Professor van der Schaar believes to keep data safe, differential privacy or a data-sharing system that is immune to post-processing or manipulation is required. To overcome the challenge, she and her lab members started examining synthetic data techniques as a potential solution to revolutionize how medical and healthcare datasets are harnessed, interacted and shared. In brief, synthetic data is the outcome of a complex process. It refers to the generalization of artificial information which has the statistical properties of the original information.

There is nothing straightforward about generating realistic synthetic data since patient records are high dimensional and derived from complex distributions. Besides, there is no consensus on how to define or measure the quality of synthetic data and to create different data types to satisfy various purposes can be technically challenging. In medicine and healthcare, specific synthetic data and parameters are required to satisfy different needs from predictions, analyses, decision-making to inferences and so on.

Professor van der Schaar and her lab members chose ADS-GANs, a modified version of GANs (generative adversarial networks), a promising framework in simulating complex distributions and widely used in artificial image generation to develop the needed datasets. She hopes that synthetic data can be made publicly available for research while considerably lowering the risk of breaching patient confidentiality; “I think machine learning for medicine and healthcare is a delicate risk-benefit balance.”

“On one hand, we have the data users or people who need these high-quality data to apply to their research, whether or not it involves AI. While on the other hand, many data guardians do not trust data users; they amplify the risks, rather than benefits that data-empowered machine learning would provide, like more personalized treatments for patients, more efficiently and affordably delivered. It also encourages reproducibility as future researchers would be armed with the same training datasets to verify the developed model.

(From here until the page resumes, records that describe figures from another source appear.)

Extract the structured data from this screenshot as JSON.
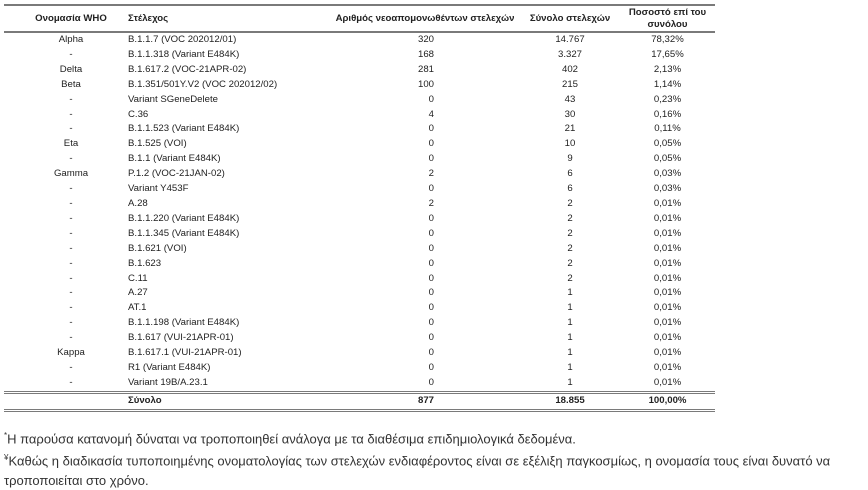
{
  "table": {
    "headers": [
      "Ονομασία WHO",
      "Στέλεχος",
      "Αριθμός νεοαπομονωθέντων στελεχών",
      "Σύνολο στελεχών",
      "Ποσοστό επί του συνόλου"
    ],
    "rows": [
      [
        "Alpha",
        "B.1.1.7 (VOC 202012/01)",
        "320",
        "14.767",
        "78,32%"
      ],
      [
        "-",
        "B.1.1.318 (Variant E484K)",
        "168",
        "3.327",
        "17,65%"
      ],
      [
        "Delta",
        "B.1.617.2 (VOC-21APR-02)",
        "281",
        "402",
        "2,13%"
      ],
      [
        "Beta",
        "B.1.351/501Y.V2 (VOC 202012/02)",
        "100",
        "215",
        "1,14%"
      ],
      [
        "-",
        "Variant SGeneDelete",
        "0",
        "43",
        "0,23%"
      ],
      [
        "-",
        "C.36",
        "4",
        "30",
        "0,16%"
      ],
      [
        "-",
        "B.1.1.523 (Variant E484K)",
        "0",
        "21",
        "0,11%"
      ],
      [
        "Eta",
        "B.1.525 (VOI)",
        "0",
        "10",
        "0,05%"
      ],
      [
        "-",
        "B.1.1 (Variant E484K)",
        "0",
        "9",
        "0,05%"
      ],
      [
        "Gamma",
        "P.1.2 (VOC-21JAN-02)",
        "2",
        "6",
        "0,03%"
      ],
      [
        "-",
        "Variant Y453F",
        "0",
        "6",
        "0,03%"
      ],
      [
        "-",
        "A.28",
        "2",
        "2",
        "0,01%"
      ],
      [
        "-",
        "B.1.1.220 (Variant E484K)",
        "0",
        "2",
        "0,01%"
      ],
      [
        "-",
        "B.1.1.345 (Variant E484K)",
        "0",
        "2",
        "0,01%"
      ],
      [
        "-",
        "B.1.621 (VOI)",
        "0",
        "2",
        "0,01%"
      ],
      [
        "-",
        "B.1.623",
        "0",
        "2",
        "0,01%"
      ],
      [
        "-",
        "C.11",
        "0",
        "2",
        "0,01%"
      ],
      [
        "-",
        "A.27",
        "0",
        "1",
        "0,01%"
      ],
      [
        "-",
        "AT.1",
        "0",
        "1",
        "0,01%"
      ],
      [
        "-",
        "B.1.1.198 (Variant E484K)",
        "0",
        "1",
        "0,01%"
      ],
      [
        "-",
        "B.1.617 (VUI-21APR-01)",
        "0",
        "1",
        "0,01%"
      ],
      [
        "Kappa",
        "B.1.617.1 (VUI-21APR-01)",
        "0",
        "1",
        "0,01%"
      ],
      [
        "-",
        "R1 (Variant E484K)",
        "0",
        "1",
        "0,01%"
      ],
      [
        "-",
        "Variant 19B/A.23.1",
        "0",
        "1",
        "0,01%"
      ]
    ],
    "total": {
      "label": "Σύνολο",
      "count": "877",
      "total": "18.855",
      "percent": "100,00%"
    }
  },
  "notes": {
    "note1_mark": "*",
    "note1": "Η παρούσα κατανομή δύναται να τροποποιηθεί ανάλογα με τα διαθέσιμα επιδημιολογικά δεδομένα.",
    "note2_mark": "¥",
    "note2": "Καθώς η διαδικασία τυποποιημένης ονοματολογίας των στελεχών ενδιαφέροντος είναι σε εξέλιξη παγκοσμίως, η ονομασία τους είναι δυνατό να τροποποιείται στο χρόνο."
  }
}
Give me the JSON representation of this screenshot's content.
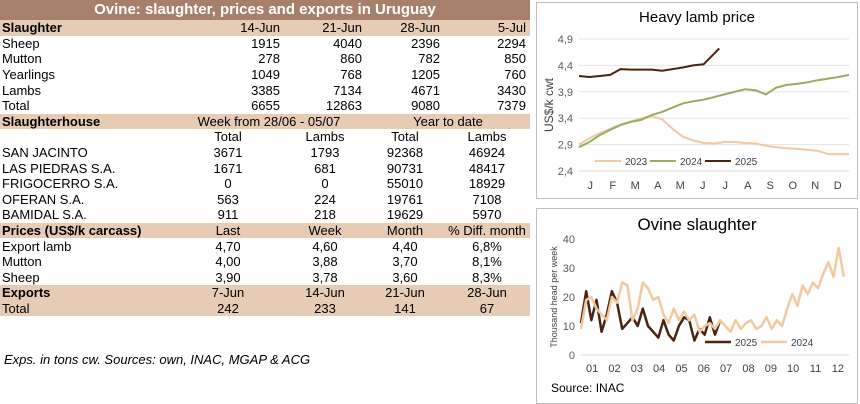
{
  "banner_title": "Ovine: slaughter, prices and exports in Uruguay",
  "slaughter": {
    "header": "Slaughter",
    "dates": [
      "14-Jun",
      "21-Jun",
      "28-Jun",
      "5-Jul"
    ],
    "rows": [
      {
        "label": "Sheep",
        "values": [
          "1915",
          "4040",
          "2396",
          "2294"
        ]
      },
      {
        "label": "Mutton",
        "values": [
          "278",
          "860",
          "782",
          "850"
        ]
      },
      {
        "label": "Yearlings",
        "values": [
          "1049",
          "768",
          "1205",
          "760"
        ]
      },
      {
        "label": "Lambs",
        "values": [
          "3385",
          "7134",
          "4671",
          "3430"
        ]
      },
      {
        "label": "Total",
        "values": [
          "6655",
          "12863",
          "9080",
          "7379"
        ]
      }
    ]
  },
  "slaughterhouse": {
    "header": "Slaughterhouse",
    "week_label": "Week from 28/06 - 05/07",
    "ytd_label": "Year to date",
    "cols": [
      "Total",
      "Lambs",
      "Total",
      "Lambs"
    ],
    "rows": [
      {
        "label": "SAN JACINTO",
        "values": [
          "3671",
          "1793",
          "92368",
          "46924"
        ]
      },
      {
        "label": "LAS PIEDRAS S.A.",
        "values": [
          "1671",
          "681",
          "90731",
          "48417"
        ]
      },
      {
        "label": "FRIGOCERRO S.A.",
        "values": [
          "0",
          "0",
          "55010",
          "18929"
        ]
      },
      {
        "label": "OFERAN S.A.",
        "values": [
          "563",
          "224",
          "19761",
          "7108"
        ]
      },
      {
        "label": "BAMIDAL S.A.",
        "values": [
          "911",
          "218",
          "19629",
          "5970"
        ]
      }
    ]
  },
  "prices": {
    "header": "Prices (US$/k carcass)",
    "cols": [
      "Last",
      "Week",
      "Month",
      "% Diff. month"
    ],
    "rows": [
      {
        "label": "Export lamb",
        "values": [
          "4,70",
          "4,60",
          "4,40",
          "6,8%"
        ]
      },
      {
        "label": "Mutton",
        "values": [
          "4,00",
          "3,88",
          "3,70",
          "8,1%"
        ]
      },
      {
        "label": "Sheep",
        "values": [
          "3,90",
          "3,78",
          "3,60",
          "8,3%"
        ]
      }
    ]
  },
  "exports": {
    "header": "Exports",
    "dates": [
      "7-Jun",
      "14-Jun",
      "21-Jun",
      "28-Jun"
    ],
    "rows": [
      {
        "label": "Total",
        "values": [
          "242",
          "233",
          "141",
          "67"
        ]
      }
    ]
  },
  "note": "Exps. in tons cw. Sources: own, INAC, MGAP & ACG",
  "chart_data": [
    {
      "type": "line",
      "title": "Heavy lamb price",
      "ylabel": "US$/k cwt",
      "xlabel": "",
      "categories": [
        "J",
        "F",
        "M",
        "A",
        "M",
        "J",
        "J",
        "A",
        "S",
        "O",
        "N",
        "D"
      ],
      "yticks": [
        "2,4",
        "2,9",
        "3,4",
        "3,9",
        "4,4",
        "4,9"
      ],
      "ylim": [
        2.4,
        4.9
      ],
      "xlim": [
        0,
        52
      ],
      "legend_position": "bottom",
      "series": [
        {
          "name": "2023",
          "color": "#f2c9a1",
          "x": [
            0,
            2,
            4,
            6,
            8,
            10,
            12,
            14,
            16,
            18,
            20,
            22,
            24,
            26,
            28,
            30,
            32,
            34,
            36,
            38,
            40,
            42,
            44,
            46,
            48,
            50,
            52
          ],
          "y": [
            2.9,
            3.02,
            3.12,
            3.2,
            3.28,
            3.34,
            3.4,
            3.44,
            3.38,
            3.2,
            3.05,
            2.98,
            2.93,
            2.92,
            2.95,
            2.95,
            2.93,
            2.92,
            2.88,
            2.85,
            2.83,
            2.82,
            2.8,
            2.78,
            2.72,
            2.72,
            2.72
          ]
        },
        {
          "name": "2024",
          "color": "#9aab63",
          "x": [
            0,
            2,
            4,
            6,
            8,
            10,
            12,
            14,
            16,
            18,
            20,
            22,
            24,
            26,
            28,
            30,
            32,
            34,
            36,
            38,
            40,
            42,
            44,
            46,
            48,
            50,
            52
          ],
          "y": [
            2.85,
            2.95,
            3.08,
            3.18,
            3.27,
            3.33,
            3.37,
            3.46,
            3.52,
            3.6,
            3.68,
            3.72,
            3.75,
            3.8,
            3.85,
            3.9,
            3.95,
            3.93,
            3.85,
            3.98,
            4.03,
            4.05,
            4.08,
            4.12,
            4.15,
            4.18,
            4.22
          ]
        },
        {
          "name": "2025",
          "color": "#4a2410",
          "x": [
            0,
            2,
            4,
            6,
            8,
            10,
            12,
            14,
            16,
            18,
            20,
            22,
            24,
            26,
            27
          ],
          "y": [
            4.2,
            4.18,
            4.2,
            4.22,
            4.33,
            4.32,
            4.32,
            4.32,
            4.3,
            4.33,
            4.36,
            4.4,
            4.42,
            4.62,
            4.72
          ]
        }
      ]
    },
    {
      "type": "line",
      "title": "Ovine slaughter",
      "ylabel": "Thousand head per week",
      "xlabel": "",
      "categories": [
        "01",
        "02",
        "03",
        "04",
        "05",
        "06",
        "07",
        "08",
        "09",
        "10",
        "11",
        "12"
      ],
      "yticks": [
        "0",
        "10",
        "20",
        "30",
        "40"
      ],
      "ylim": [
        0,
        40
      ],
      "xlim": [
        0,
        52
      ],
      "legend_position": "bottom",
      "source": "Source: INAC",
      "series": [
        {
          "name": "2025",
          "color": "#4a2410",
          "x": [
            0,
            1,
            2,
            3,
            4,
            5,
            6,
            7,
            8,
            9,
            10,
            11,
            12,
            13,
            14,
            15,
            16,
            17,
            18,
            19,
            20,
            21,
            22,
            23,
            24,
            25,
            26,
            27
          ],
          "y": [
            11,
            22,
            12,
            19,
            8,
            14,
            22,
            18,
            9,
            11,
            13,
            10,
            16,
            10,
            8,
            6,
            12,
            7,
            5,
            10,
            13,
            12,
            5,
            9,
            7,
            13,
            7,
            12
          ]
        },
        {
          "name": "2024",
          "color": "#f2c9a1",
          "x": [
            0,
            1,
            2,
            3,
            4,
            5,
            6,
            7,
            8,
            9,
            10,
            11,
            12,
            13,
            14,
            15,
            16,
            17,
            18,
            19,
            20,
            21,
            22,
            23,
            24,
            25,
            26,
            27,
            28,
            29,
            30,
            31,
            32,
            33,
            34,
            35,
            36,
            37,
            38,
            39,
            40,
            41,
            42,
            43,
            44,
            45,
            46,
            47,
            48,
            49,
            50,
            51
          ],
          "y": [
            9,
            19,
            20,
            16,
            14,
            12,
            20,
            18,
            25,
            24,
            12,
            16,
            25,
            23,
            19,
            20,
            14,
            11,
            16,
            12,
            15,
            12,
            14,
            8,
            10,
            11,
            9,
            12,
            10,
            8,
            12,
            9,
            11,
            12,
            9,
            10,
            13,
            9,
            12,
            10,
            16,
            21,
            17,
            24,
            21,
            25,
            23,
            28,
            32,
            27,
            37,
            27
          ]
        }
      ]
    }
  ]
}
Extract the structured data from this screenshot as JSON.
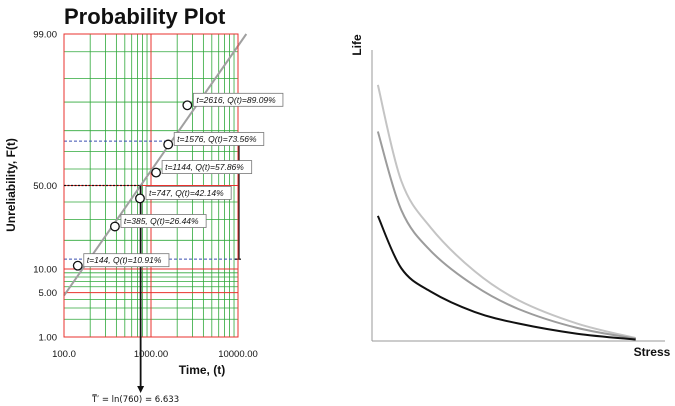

“Information stored in electronic health records is sensitive and abuse could lead to great harm, she adds. “Synthetic data is part of a wider viable solution to this data logjam that the medicine and healthcare are facing right now. There is also a need for frequent and close collaborations across the board with patients, clinical counterparts, and stakeholders throughout the medical community. This is something our lab is already doing. We want to be the change we want to see.”